District of Colorado Judge William J. Martinez (Votes 58-37). By contrast, it is not hard to understand why this Mexico-born nominee roused so much Republican opposition on the floor of the Senate. Before he was nominated, Martinez advised the Americans with Civil Liberties Union and was a lawyer for the Equal Employment Opportunity Commission (just like Clarence Thomas before him, only Justice Thomas' EEOC experience evidently was a boon for his nomination). Of nominee Martinez, Sen. Jeff Sessions (R-Ala.) said: "It seems that if you've got the ACLU DNA you've got a pretty good leg up to being nominated by this president."
District of Rhode Island Judge John J. McConnell (Votes 50-44). It's also fairly clear why Judge McConnell almost didn't make it onto the bench. Senate Republicans didn't like him because the U.S. Chamber of Commerce didn't like him because, as a lawyer, McConnell had successfully sued Big Tobacco and fought for those harmed by lead paint. Evidently that's five Republican votes more serious in the Senate than ticking off Big Beef.
Northern District of California Judge Edward M. Chen (Votes 56-42). Like Judge Martinez, Edward Chen evidently was touched with the "ACLU gene," which rendered him objectionable to Senate Republicans. Sen. Charles Grassley (R-Iowa), whose state's Asian population is nearly three times lower than the American average, voted against Chen because he thought the well-respected former magistrate judge employed the "empathy standard" of judging.
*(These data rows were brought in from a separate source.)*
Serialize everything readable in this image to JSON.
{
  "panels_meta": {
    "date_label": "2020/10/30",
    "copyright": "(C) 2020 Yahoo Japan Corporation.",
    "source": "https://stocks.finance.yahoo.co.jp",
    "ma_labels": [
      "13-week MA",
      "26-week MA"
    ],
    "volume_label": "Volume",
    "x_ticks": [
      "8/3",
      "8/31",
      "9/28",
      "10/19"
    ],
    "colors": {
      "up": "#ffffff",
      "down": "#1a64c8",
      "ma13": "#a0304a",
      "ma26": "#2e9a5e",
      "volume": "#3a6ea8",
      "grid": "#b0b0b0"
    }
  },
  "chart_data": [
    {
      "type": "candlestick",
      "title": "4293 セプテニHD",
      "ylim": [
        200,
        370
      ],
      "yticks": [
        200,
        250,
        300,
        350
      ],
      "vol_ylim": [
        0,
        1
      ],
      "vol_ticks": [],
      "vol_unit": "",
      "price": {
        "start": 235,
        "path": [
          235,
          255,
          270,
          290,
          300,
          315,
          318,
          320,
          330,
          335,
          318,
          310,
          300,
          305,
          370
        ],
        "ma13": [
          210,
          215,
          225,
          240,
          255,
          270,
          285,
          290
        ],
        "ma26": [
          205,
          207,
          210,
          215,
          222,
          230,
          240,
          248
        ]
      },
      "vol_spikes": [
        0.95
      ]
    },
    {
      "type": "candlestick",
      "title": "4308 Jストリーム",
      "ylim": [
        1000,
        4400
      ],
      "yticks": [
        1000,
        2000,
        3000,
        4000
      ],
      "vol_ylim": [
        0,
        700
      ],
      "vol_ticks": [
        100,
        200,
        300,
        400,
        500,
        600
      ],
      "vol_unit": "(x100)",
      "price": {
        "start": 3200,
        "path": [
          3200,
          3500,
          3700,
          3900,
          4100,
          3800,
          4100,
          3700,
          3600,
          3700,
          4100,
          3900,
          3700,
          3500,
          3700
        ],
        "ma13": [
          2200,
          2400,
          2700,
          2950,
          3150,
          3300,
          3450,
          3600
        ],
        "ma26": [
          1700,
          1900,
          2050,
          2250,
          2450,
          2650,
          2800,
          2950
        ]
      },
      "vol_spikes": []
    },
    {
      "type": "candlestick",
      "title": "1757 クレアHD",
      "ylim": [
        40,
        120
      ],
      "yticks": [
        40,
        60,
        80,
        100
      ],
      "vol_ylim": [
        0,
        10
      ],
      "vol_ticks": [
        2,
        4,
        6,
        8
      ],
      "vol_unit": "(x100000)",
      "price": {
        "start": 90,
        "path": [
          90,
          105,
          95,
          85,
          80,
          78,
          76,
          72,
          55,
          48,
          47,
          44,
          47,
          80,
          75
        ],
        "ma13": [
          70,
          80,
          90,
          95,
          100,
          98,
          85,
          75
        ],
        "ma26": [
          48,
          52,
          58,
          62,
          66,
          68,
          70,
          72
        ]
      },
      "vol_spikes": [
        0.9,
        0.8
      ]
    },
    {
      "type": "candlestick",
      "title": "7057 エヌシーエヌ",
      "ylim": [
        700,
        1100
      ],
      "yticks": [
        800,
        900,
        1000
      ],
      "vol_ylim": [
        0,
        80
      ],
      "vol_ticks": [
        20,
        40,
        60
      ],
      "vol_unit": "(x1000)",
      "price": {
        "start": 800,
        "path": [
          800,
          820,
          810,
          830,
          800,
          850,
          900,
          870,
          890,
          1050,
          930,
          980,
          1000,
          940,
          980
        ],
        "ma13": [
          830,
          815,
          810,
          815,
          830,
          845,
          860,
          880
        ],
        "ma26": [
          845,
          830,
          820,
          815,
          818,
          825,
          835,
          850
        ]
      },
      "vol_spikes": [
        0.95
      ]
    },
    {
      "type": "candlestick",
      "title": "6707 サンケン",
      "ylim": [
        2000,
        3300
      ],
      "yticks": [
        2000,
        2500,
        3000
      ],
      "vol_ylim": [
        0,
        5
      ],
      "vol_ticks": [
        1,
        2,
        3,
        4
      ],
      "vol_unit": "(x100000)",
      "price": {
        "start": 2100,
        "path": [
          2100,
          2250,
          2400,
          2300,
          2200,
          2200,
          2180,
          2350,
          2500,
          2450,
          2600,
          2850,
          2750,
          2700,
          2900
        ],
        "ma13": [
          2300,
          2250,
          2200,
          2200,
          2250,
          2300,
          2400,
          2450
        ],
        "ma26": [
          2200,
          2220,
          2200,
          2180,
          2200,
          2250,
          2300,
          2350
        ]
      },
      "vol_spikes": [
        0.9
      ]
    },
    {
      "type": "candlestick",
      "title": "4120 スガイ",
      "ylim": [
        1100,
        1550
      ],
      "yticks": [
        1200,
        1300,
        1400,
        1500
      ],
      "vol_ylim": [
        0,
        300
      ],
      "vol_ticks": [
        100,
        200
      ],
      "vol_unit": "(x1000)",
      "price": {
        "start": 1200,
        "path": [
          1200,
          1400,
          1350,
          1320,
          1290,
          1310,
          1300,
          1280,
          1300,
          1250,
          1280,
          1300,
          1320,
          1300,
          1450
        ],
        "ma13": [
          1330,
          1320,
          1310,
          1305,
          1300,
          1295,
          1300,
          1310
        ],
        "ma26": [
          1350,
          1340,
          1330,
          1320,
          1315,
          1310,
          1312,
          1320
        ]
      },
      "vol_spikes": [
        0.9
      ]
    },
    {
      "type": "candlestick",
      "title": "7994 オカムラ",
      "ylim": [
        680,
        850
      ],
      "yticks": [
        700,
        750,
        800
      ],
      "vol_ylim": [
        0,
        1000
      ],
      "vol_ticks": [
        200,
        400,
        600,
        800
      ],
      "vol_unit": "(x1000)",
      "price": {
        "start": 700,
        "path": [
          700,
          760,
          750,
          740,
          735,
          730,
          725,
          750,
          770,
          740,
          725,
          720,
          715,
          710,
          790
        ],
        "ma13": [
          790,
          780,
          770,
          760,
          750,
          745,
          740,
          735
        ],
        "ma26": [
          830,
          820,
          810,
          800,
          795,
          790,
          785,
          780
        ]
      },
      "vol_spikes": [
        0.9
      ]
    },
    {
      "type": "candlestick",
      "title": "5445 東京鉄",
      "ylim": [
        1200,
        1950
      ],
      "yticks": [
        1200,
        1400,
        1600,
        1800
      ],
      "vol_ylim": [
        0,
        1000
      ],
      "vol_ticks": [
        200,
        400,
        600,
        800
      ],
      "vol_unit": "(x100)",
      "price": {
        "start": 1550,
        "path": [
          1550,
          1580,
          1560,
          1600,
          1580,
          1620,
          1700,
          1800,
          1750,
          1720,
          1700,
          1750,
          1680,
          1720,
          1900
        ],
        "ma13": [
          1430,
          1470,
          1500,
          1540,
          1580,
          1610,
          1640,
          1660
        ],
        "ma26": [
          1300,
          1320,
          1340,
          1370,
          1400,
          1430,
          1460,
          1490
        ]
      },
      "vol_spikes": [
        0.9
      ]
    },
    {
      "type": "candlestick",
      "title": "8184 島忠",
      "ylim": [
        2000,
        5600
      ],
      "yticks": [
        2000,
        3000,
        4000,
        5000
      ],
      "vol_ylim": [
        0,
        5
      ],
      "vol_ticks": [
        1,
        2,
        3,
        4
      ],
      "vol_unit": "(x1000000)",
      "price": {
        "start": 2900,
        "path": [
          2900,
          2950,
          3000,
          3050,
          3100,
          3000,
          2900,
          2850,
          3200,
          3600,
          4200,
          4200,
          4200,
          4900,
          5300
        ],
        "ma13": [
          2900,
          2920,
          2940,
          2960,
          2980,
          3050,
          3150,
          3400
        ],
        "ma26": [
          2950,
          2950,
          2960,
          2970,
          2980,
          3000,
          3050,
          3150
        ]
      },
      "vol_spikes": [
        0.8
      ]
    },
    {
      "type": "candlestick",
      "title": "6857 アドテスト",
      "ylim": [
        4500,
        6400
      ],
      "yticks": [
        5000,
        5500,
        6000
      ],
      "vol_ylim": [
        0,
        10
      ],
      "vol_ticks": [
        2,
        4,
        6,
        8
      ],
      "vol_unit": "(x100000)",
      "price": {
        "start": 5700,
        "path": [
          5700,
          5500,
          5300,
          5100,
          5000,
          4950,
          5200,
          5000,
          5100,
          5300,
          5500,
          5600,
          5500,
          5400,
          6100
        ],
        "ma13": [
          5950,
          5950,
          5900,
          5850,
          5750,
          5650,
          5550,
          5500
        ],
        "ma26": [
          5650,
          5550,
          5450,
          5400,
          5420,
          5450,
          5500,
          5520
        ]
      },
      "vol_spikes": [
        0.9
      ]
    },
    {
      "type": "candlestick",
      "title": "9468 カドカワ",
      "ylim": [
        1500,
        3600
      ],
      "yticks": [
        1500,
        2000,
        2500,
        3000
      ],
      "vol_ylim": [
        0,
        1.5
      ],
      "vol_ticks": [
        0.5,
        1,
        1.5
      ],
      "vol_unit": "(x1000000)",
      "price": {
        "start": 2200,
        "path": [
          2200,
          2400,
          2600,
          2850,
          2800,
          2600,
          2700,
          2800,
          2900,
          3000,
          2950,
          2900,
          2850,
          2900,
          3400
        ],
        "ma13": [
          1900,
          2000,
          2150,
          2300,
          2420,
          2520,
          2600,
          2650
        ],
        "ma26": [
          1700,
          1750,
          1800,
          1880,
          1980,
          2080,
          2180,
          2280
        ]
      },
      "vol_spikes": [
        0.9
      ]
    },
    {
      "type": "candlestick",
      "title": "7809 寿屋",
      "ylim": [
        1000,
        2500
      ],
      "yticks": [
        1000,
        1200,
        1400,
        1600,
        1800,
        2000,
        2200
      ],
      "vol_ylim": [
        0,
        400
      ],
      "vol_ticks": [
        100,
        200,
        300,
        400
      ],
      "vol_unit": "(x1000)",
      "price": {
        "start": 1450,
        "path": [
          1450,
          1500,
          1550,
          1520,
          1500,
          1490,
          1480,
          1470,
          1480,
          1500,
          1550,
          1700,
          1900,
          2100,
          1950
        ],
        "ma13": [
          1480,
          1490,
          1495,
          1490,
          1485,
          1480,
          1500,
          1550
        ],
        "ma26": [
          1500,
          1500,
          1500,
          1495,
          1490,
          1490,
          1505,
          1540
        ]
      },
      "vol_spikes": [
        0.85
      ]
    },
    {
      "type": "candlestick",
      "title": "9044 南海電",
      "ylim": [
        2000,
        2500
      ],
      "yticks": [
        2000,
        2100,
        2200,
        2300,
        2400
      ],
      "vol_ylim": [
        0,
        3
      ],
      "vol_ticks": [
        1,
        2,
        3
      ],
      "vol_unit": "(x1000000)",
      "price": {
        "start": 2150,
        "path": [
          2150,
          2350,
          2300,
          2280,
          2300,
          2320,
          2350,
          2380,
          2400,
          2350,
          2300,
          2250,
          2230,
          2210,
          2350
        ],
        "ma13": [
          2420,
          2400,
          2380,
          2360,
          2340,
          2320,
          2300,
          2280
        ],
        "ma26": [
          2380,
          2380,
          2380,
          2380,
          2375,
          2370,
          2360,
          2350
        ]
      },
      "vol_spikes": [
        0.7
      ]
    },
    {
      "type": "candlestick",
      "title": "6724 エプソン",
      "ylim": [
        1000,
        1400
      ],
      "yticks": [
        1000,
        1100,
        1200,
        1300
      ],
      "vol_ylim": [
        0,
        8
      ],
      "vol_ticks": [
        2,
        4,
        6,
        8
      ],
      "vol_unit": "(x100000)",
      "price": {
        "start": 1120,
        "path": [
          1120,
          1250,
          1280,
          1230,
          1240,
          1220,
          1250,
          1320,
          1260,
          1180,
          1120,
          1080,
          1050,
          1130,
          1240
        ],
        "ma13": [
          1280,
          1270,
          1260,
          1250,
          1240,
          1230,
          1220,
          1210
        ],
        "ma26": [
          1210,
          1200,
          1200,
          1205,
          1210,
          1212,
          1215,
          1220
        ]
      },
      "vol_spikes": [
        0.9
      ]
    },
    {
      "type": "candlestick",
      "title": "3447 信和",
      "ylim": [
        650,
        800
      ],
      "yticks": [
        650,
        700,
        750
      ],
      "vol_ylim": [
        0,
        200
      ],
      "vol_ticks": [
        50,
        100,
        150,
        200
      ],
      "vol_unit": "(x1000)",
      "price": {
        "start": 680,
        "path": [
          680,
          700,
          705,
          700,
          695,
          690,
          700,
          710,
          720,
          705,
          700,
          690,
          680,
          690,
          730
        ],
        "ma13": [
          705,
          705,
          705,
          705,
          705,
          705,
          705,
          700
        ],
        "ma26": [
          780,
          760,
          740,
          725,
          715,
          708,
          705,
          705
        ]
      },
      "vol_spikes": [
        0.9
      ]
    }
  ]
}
District of Oregon Judge Michael H. Simon (Votes 64-35). Harvard educated? Check. Prior government experience with the Justice Department? Check. So why 35 "no" votes? Because Simon had worked for the ACLU. The seat he took on the federal bench, reported the Oregonian, had been vacant for 664 days, two months short of two years. How would you like to have been a litigant in Oregon during that time?
All of these nominees were ultimately confirmed – but not after plenty of stalling and debate over the value of “ACLU DNA” or of holding big corporations accountable for their actions. When we talk about the many nominees who are unopposed yet unaccountably stalled, it’s important to remember that the few nominees who do face GOP opposition don’t always face that opposition for the most convincing of reasons.